ANTWORT: (Norbert Schempp, Firma Schempp)

Generell sollten originale Einbände an historischen Geschäftsbüchern, auch in Wirtschaftsarchiven erhalten bleiben.

Da häufig jedoch von einer Einbandart zahlreiche gleiche Einbände vorliegen und die Restaurierung der Einbände häufig teurer ist als eine neue Einbanddecke, gehen wegen knapper finanzieller Ressourcen zahlreiche Wirtschaftsarchive dazu über, von jeder Einbandart zumindest ein Original zu erhalten und die anderen Bände ähnlich der Orignialvorlage neu einbinden zu lassen.

Dies scheint mir ein vertretbarer Kompromiss zu sein.

ANTWORT: (Eva-Katharina Nebel, Fachhochschule Köln)

Historische Geschäftsbücher sind immer als Unikate einzustufen. Mit
dem Argument, die Deckel seien einfach, historisch und ästhetisch nicht interessant ... wurden in der Vergangenheit z. B. mittelalterliche Koperte zerstört oder unscheinbare Sammeleinbandarten entfernt, die heute sehr wichtige Aufschlüsse über die Provenienz liefern würden, wenn man sie denn erhalten hätte.

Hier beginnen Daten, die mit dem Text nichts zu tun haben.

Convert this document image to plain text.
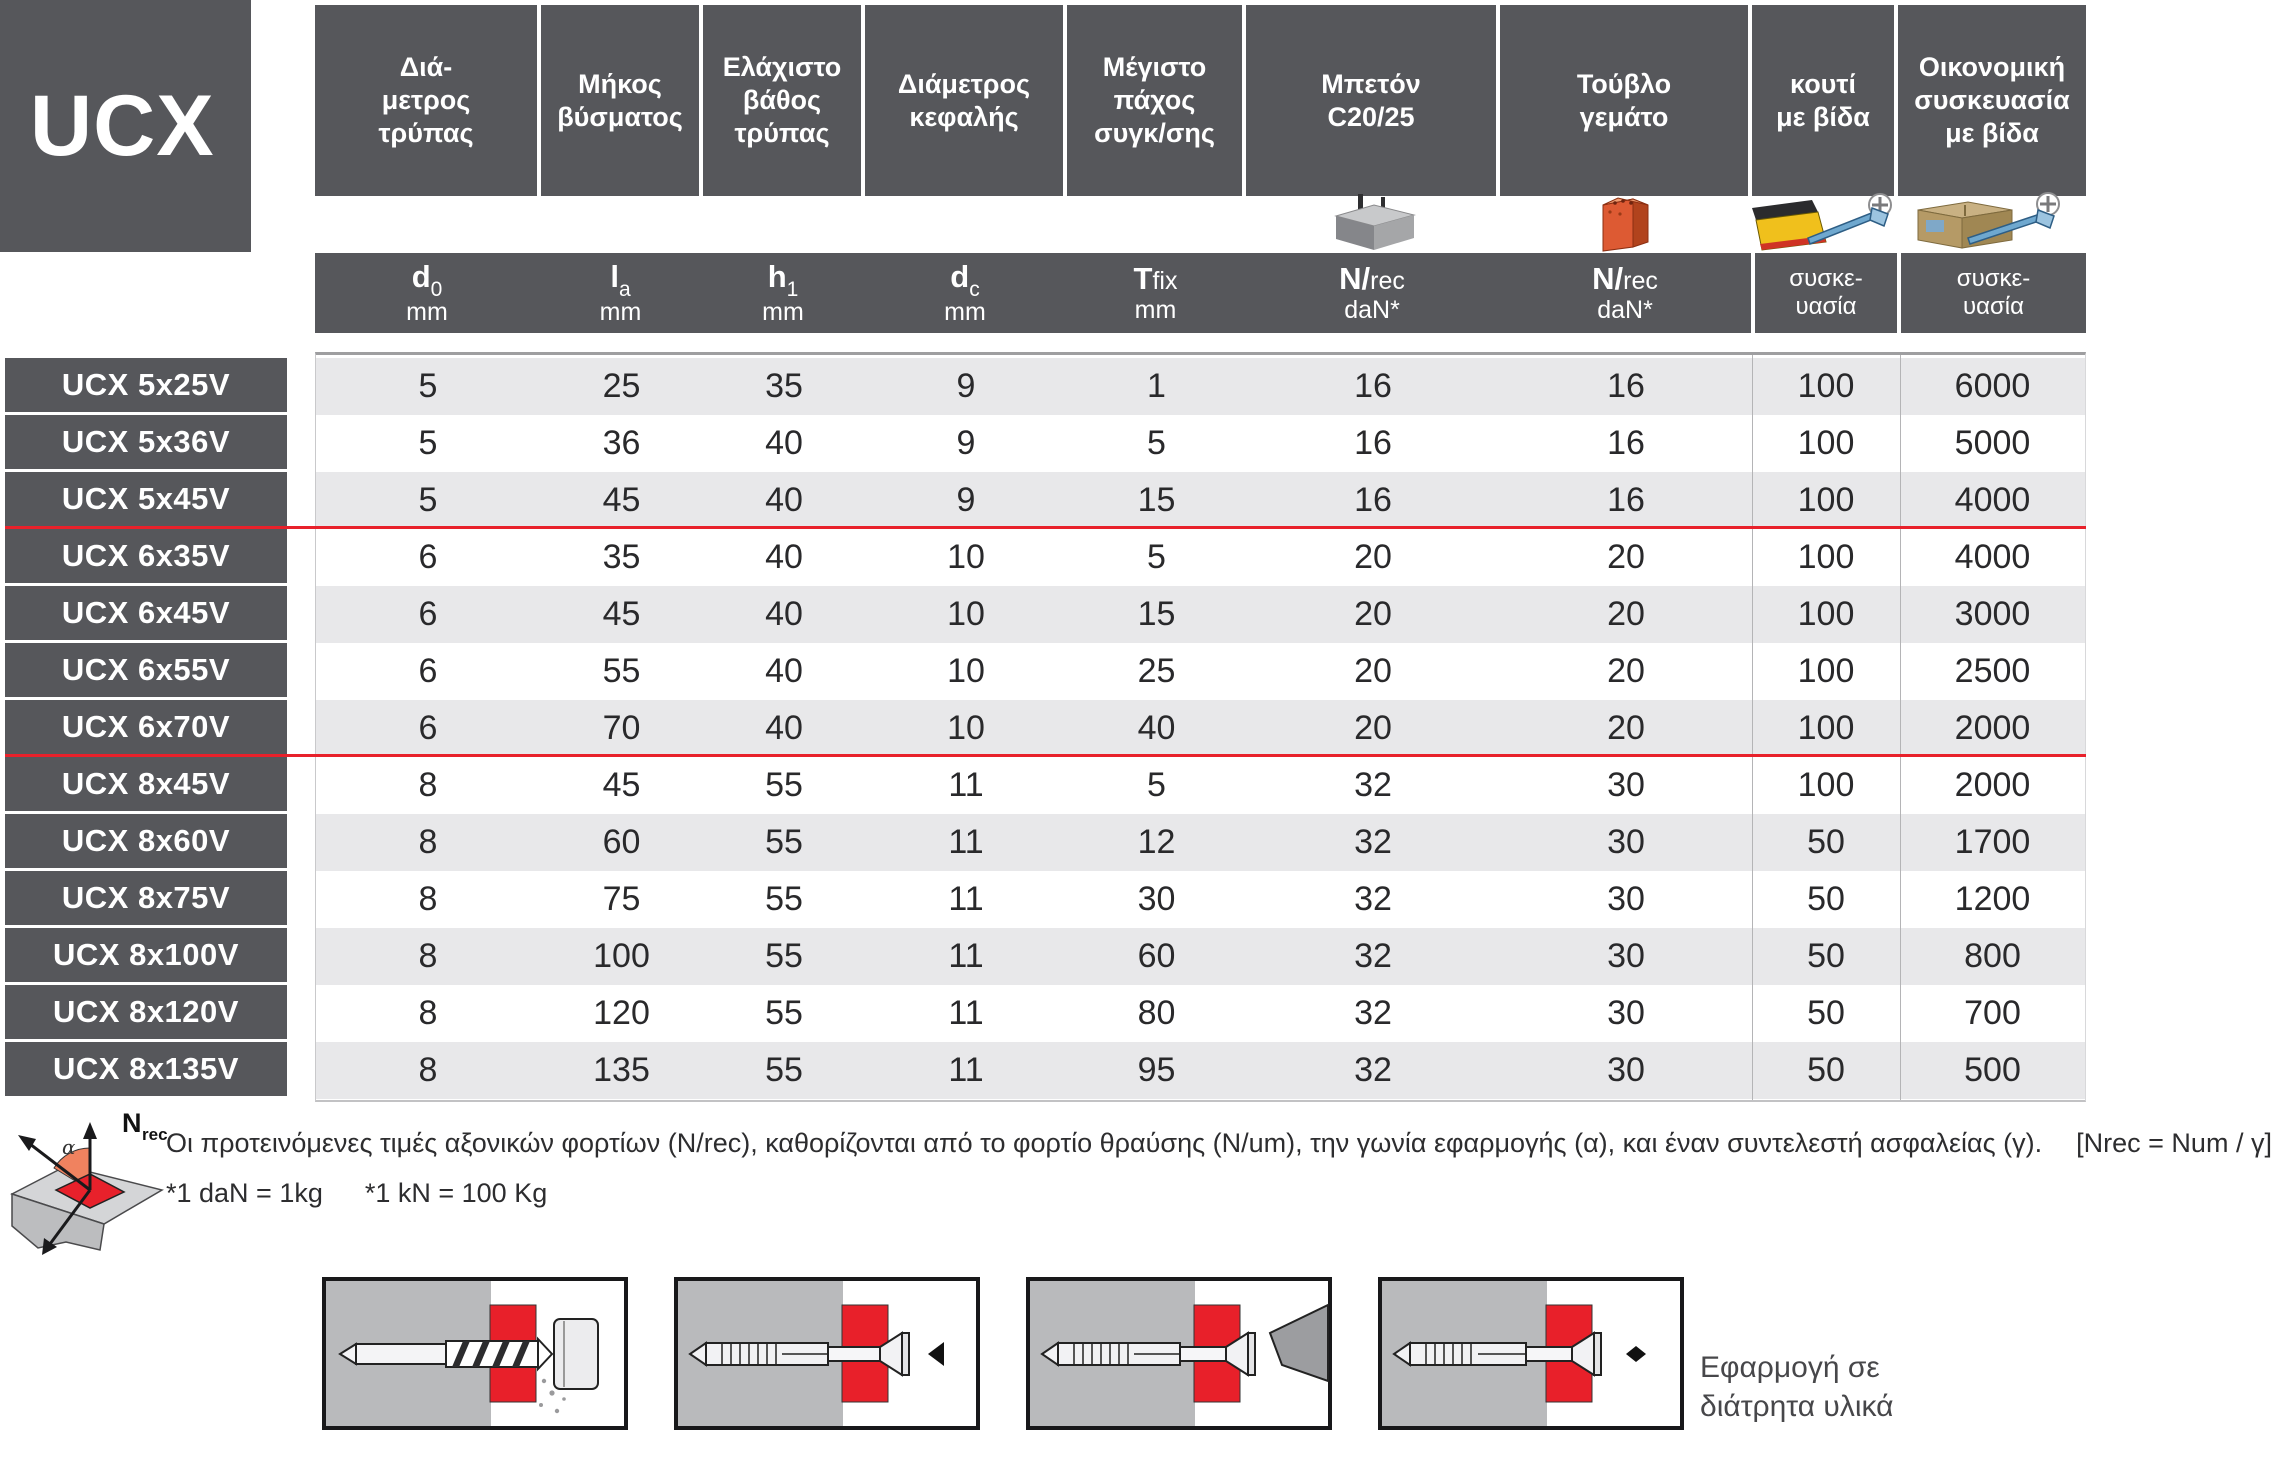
UCX
Διά-
μετρος
τρύπας
Μήκος
βύσματος
Ελάχιστο
βάθος
τρύπας
Διάμετρος
κεφαλής
Μέγιστο
πάχος
συγκ/σης
Μπετόν
C20/25
Τούβλο
γεμάτο
κουτί
με βίδα
Οικονομική
συσκευασία
με βίδα
d0
mm
la
mm
h1
mm
dc
mm
Tfix
mm
N/rec
daN*
N/rec
daN*
συσκε-
υασία
συσκε-
υασία
UCX 5x25V
UCX 5x36V
UCX 5x45V
UCX 6x35V
UCX 6x45V
UCX 6x55V
UCX 6x70V
UCX 8x45V
UCX 8x60V
UCX 8x75V
UCX 8x100V
UCX 8x120V
UCX 8x135V
5	25	35	9	1	16	16	100	6000
5	36	40	9	5	16	16	100	5000
5	45	40	9	15	16	16	100	4000
6	35	40	10	5	20	20	100	4000
6	45	40	10	15	20	20	100	3000
6	55	40	10	25	20	20	100	2500
6	70	40	10	40	20	20	100	2000
8	45	55	11	5	32	30	100	2000
8	60	55	11	12	32	30	50	1700
8	75	55	11	30	32	30	50	1200
8	100	55	11	60	32	30	50	800
8	120	55	11	80	32	30	50	700
8	135	55	11	95	32	30	50	500
α
N rec
Οι προτεινόμενες τιμές αξονικών φορτίων (N/rec), καθορίζονται από το φορτίο θραύσης (N/um), την γωνία εφαρμογής (α), και έναν συντελεστή ασφαλείας (γ). [Nrec = Num / γ]
*1 daN = 1kg *1 kN = 100 Kg
Εφαρμογή σε
διάτρητα υλικά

Ästhetische Merkmale sind bei der Beurteilung von schützenswertem Kulturgut grundsätzlich zweitrangig. Was historisch interessant oder bedeutsam ist, hat - das zeigt der Lauf der Geschichte immer wieder - später oft Wertschätzung erfahren. Dafür gibt es Beispiele zuhauf. - Um auf die eingangs gestellte Frage zurückzukommen: in jedem Fall sollte eine Beratung durch einen Restaurator erfolgen. Es gibt die Möglichkeit, abgefallene Deckel z. B. durch die Technik des Board Slotting kostengünstig wieder zu befestigen. Für besonders nachgefragte Bücher sollte man eine Mikroverfilmung überlegen, um das wertvolle Original zu schonen.